Police had posted missing persons reports about the six on social media accounts on Saturday but have since deleted those posts.

Police trying to piece together what led to crash

Police are trying to determine what happened before the crash and what led to it, Mays said.

"It's going to be a complex investigation and it will continue in the coming days," she said.

Mays would not say if alcohol had been a factor in the crash. "There is ongoing investigation that will look at what happened and what led to it," she said. "I wouldn't want to speculate as to what may have led to it as this point."

Alexis Raymon/CBC
Alexis Raymon/CBC

According to Mays, no one had reported the crash and an officer came upon the scene, she said.

Officers from the Barrie police traffic unit, along with officers from its investigative unit, remain at the scene. Anyone with information about the crash is urged to contact Barrie police.

Crash 'shocking and horrible,' mayor says

Barrie Mayor Jeff Lehman said the crash was a "shocking and horrible tragedy" and he urged residents to rally around the families who have lost loved ones.

"As a parent myself this is the worst nightmare. The six families in our city who are devastated this morning need all of our compassion and support, Barrie," Lehman said on Twitter.

Lehman added that family members and friends of the six who died will need support.

In an interview with CBC Toronto, Lehman said six families in Barrie were "torn apart" on Sunday. The city and its residents are heartbroken along with the families and their hearts go out to them, he said.

"My main message today for folks is just try and give the families your compassion but also your respect and space and understand that they just received the worst news possible. And we will need to support them in the days ahead," he said.

Lehman said he was notified by emergency services on early Sunday about the crash but has not gone to the scene himself. He has been in contact with the police and fire chiefs. He urged residents not to speculate about the cause of the crash.
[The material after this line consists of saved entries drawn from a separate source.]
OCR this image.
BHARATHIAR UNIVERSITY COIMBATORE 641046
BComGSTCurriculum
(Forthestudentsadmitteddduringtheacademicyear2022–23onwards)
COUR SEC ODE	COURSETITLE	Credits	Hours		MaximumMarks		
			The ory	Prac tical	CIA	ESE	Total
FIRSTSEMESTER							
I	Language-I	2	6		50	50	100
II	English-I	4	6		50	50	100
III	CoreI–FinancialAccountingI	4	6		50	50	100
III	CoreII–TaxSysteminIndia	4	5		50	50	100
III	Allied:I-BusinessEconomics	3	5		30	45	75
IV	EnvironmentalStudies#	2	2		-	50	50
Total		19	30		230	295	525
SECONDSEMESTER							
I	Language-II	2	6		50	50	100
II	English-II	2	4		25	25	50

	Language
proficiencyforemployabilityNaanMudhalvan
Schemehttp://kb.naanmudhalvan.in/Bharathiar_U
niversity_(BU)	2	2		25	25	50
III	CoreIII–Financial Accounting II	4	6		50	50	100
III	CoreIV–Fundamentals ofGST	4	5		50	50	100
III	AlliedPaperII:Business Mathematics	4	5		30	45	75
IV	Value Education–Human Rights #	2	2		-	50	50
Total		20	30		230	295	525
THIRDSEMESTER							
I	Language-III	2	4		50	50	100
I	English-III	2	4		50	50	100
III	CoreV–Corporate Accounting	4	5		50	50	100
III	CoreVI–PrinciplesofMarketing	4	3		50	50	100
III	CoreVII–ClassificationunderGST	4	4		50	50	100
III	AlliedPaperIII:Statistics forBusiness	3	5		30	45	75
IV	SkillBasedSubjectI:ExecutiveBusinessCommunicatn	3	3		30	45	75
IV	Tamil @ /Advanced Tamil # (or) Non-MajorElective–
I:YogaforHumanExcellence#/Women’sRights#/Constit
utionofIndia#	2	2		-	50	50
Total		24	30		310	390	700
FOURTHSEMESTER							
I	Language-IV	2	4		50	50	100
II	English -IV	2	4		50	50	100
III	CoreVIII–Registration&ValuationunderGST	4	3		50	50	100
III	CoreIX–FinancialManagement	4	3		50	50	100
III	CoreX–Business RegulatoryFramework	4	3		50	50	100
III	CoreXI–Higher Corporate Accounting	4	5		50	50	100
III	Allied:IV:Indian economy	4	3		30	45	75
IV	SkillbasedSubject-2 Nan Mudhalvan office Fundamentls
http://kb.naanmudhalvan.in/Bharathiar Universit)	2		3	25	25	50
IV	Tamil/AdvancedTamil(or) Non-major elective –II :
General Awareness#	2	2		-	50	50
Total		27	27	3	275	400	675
He noted that there has been an outpouring of support for the families and many stories shared about the six on social media. He said it's clear that the six young people touched many lives.

"It's difficult to make sense of. I think the community itself is in shock today," he said. "It's very, very clear that they are going to be sorely, sorely missed."

'Such a sad day for our community,' fire chief says

Barrie Fire Chief Cory Mainprize said the news marks "such a sad day for our community" and he expressed condolences on behalf of the fire department.

Ontario Premier Doug Ford also offered his condolences on Twitter.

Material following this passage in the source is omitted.